Open Access Services & Information

Are you looking to publish your next work in an Open Access format, but not sure where to deposit it? We’ve got you covered! Since 2004, the MBLWHOI Library has supported Open Access publishing of your research with our CoreTrustSeal Institutional Repository, the Woods Hole Open Access Server (WHOAS). We welcome publications from across the Woods Hole Scientific Community including the Marine Biological Laboratory (MBL), NOAA Fisheries, Sea Education Association (SEA), Woods Hole Coastal and Marine Science Center (USGS), Woods Hole Oceanographic Institution (WHOI) and Woodwell Climate Research Center. We can assign a Digital Object Identifier (DOI) to appropriate theses/dissertations, conference and workshop presentations, datasets, images, and publications deposited in WHOAS which makes your work more findable and enables accurate data citation. For more information about WHOAS, visit our site or email us at whoas@whoi.edu.

If you have questions about Open Access publishing, talk to a librarian! The staff at the MBLWHOI Library is available to help. Check out some of the additional resources below for more information or contact a librarian at library@mbl.edu

Transformative Agreements

The Woods Hole science community has some opportunities to publish without article processing charges in open access publications which the MBLWHOI Library holds OA agreements with. Scientists who are corresponding authors may publish open access in the journals of the following publishers without paying any charges: Annual Reviews, The Company of Biologists, and the Microbiology Society.

The following titles allow Woods Hole corresponding author scientists (MBL, WHOI, SEA, WCRC, USGS-Woods Hole) an option to have the OA APC charges for their paper be paid by the agreements the MBLWHOI Library holds with those publishers.

  1. Development
  2. Journal of Cell Science
  3. Journal of Experimental Biology
  4. Biology Open
  5. Disease Models and Mechanisms
  6. Microbiology
  7. Journal of General Virology
  8. Journal of Medical Microbiology
  9. Microbial Genomics
  10. International Journal of Systematic and Evolutionary Microbiology
  11. Access Microbiology
  12. JMM Case Reports
  13. Physical Review Letters
  14. 50+ Annual Reviews titles
  15. 15+ American Society of Microbiology journal titles (beginning in 2025)
  16. Biochemical Journal (beginning in 2025)
  17. BioOne society titles (over 200, beginning in 2026)
  18. American Physiological Society titles (beginning in 2025) 

There are other journals which have recently become OA titles, and the Library does not yet have an OA agreement with.
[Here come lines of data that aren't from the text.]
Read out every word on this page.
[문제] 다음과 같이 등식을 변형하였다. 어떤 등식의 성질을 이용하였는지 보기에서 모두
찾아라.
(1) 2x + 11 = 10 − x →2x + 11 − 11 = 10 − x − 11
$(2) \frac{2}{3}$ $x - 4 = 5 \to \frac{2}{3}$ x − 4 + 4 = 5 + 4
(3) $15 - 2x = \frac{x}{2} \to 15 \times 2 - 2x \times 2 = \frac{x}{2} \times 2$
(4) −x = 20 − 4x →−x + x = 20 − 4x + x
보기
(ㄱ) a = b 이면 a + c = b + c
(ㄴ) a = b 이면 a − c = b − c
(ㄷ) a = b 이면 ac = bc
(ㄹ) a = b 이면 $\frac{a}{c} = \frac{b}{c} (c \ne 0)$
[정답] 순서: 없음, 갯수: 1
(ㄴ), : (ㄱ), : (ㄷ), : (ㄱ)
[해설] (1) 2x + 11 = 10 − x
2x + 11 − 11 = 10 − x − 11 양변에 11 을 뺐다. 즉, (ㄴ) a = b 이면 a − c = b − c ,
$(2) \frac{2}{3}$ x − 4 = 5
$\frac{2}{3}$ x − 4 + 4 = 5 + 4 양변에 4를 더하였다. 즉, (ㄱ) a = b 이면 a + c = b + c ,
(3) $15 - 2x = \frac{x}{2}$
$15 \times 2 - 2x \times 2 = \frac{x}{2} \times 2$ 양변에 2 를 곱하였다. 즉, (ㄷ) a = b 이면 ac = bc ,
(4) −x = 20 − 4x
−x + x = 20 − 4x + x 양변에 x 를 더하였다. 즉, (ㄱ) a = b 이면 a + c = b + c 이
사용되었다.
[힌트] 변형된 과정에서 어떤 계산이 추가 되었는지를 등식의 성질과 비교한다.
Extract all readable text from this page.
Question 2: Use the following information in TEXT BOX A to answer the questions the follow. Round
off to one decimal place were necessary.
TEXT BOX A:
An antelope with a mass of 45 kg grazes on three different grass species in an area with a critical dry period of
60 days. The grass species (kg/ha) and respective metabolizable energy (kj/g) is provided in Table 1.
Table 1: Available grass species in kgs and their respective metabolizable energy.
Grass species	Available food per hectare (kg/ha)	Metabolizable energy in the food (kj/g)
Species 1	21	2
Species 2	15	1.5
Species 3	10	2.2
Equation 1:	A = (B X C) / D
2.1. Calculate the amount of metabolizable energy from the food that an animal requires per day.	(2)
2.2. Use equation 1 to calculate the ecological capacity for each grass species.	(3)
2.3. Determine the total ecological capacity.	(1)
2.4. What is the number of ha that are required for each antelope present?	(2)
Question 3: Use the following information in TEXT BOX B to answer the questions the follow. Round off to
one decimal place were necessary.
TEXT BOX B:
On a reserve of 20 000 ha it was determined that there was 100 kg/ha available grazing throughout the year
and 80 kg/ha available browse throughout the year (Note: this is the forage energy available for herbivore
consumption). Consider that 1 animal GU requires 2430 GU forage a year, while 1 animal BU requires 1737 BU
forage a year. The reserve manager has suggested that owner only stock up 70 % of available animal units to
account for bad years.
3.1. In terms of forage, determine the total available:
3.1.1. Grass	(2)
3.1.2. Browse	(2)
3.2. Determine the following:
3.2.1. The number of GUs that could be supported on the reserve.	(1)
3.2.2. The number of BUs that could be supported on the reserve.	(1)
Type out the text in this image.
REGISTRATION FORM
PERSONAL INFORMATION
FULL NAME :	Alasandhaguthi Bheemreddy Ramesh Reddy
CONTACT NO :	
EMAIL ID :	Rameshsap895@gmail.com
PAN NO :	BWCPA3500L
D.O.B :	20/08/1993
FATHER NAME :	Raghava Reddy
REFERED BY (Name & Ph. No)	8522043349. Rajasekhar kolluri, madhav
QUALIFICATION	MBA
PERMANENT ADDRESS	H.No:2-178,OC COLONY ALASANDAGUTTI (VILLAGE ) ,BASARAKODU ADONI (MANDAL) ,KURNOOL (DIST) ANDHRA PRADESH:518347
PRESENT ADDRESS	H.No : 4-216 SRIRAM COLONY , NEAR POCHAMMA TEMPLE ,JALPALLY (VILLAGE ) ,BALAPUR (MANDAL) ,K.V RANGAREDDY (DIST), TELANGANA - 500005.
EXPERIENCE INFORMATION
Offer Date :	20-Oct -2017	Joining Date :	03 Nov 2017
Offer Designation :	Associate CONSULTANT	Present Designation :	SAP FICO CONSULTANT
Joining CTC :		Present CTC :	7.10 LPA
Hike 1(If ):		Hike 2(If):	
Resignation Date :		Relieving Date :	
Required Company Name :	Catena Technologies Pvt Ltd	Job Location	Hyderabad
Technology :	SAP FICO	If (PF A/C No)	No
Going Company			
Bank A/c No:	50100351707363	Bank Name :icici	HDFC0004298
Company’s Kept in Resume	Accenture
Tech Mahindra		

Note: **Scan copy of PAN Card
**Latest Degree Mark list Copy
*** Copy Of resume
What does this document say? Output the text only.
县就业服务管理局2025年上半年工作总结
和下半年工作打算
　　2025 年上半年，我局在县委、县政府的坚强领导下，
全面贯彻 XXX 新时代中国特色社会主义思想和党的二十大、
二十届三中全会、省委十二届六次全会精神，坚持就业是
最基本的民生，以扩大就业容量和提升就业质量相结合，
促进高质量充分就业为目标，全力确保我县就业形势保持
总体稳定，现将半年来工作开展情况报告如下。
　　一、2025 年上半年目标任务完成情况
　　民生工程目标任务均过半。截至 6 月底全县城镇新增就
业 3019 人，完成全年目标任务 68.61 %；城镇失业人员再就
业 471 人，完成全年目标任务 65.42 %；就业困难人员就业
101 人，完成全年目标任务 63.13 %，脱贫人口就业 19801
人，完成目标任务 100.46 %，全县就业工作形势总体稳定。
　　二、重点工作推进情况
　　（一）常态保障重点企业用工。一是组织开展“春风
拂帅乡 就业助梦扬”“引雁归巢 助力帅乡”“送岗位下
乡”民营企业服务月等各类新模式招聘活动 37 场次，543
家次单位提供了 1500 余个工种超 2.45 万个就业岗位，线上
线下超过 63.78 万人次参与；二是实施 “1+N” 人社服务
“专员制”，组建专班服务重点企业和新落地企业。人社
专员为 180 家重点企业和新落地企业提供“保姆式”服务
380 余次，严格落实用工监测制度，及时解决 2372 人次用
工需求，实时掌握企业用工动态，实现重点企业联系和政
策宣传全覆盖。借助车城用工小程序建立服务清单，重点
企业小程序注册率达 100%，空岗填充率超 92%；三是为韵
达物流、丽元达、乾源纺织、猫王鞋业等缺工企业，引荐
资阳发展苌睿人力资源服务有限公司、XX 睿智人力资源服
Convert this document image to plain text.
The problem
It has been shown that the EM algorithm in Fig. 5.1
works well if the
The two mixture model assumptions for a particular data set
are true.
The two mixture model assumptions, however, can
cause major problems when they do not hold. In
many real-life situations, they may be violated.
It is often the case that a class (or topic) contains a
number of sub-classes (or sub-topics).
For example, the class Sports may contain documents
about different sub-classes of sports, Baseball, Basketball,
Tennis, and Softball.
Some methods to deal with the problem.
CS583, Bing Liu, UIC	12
One reason why we may not have an OA agreement with a publisher is because commercial publishers are often seeking a much larger sum than we now pay in subscription costs than the Library can afford to pay. These are titles you may have published in recently without any cost, but now you will need to pay an OA charge in order to publish your article. Below are a list of recent shift-to-open access titles:

  • International Journal of Wildland Fire, CSIRO
  • ISME Journal, Nature
  • Microbial Ecology, Springer
  • Biogeochemistry, Springer
  • EMBO Journal and EMBO Reports
  • FEMS Microbiology Ecology, Oxford
  • FEMS Microbiology Reviews, Oxford
  • ICES Journal of Marine Science, Oxford
  • American Journal of Science

WHOI Open Access Policy

The Woods Hole Oceanographic Institution (WHOI) has an opt-in open access policy, which was approved by the WHOI Educational Assembly 10/12/2016. This policy is for WHOI authors that wish to follow it.  Under this policy, authors grant to WHOI permission to host their articles in the Woods Hole Open Access Server (WHOAS), an institutional repository (IR) maintained by the MBLWHOI Library.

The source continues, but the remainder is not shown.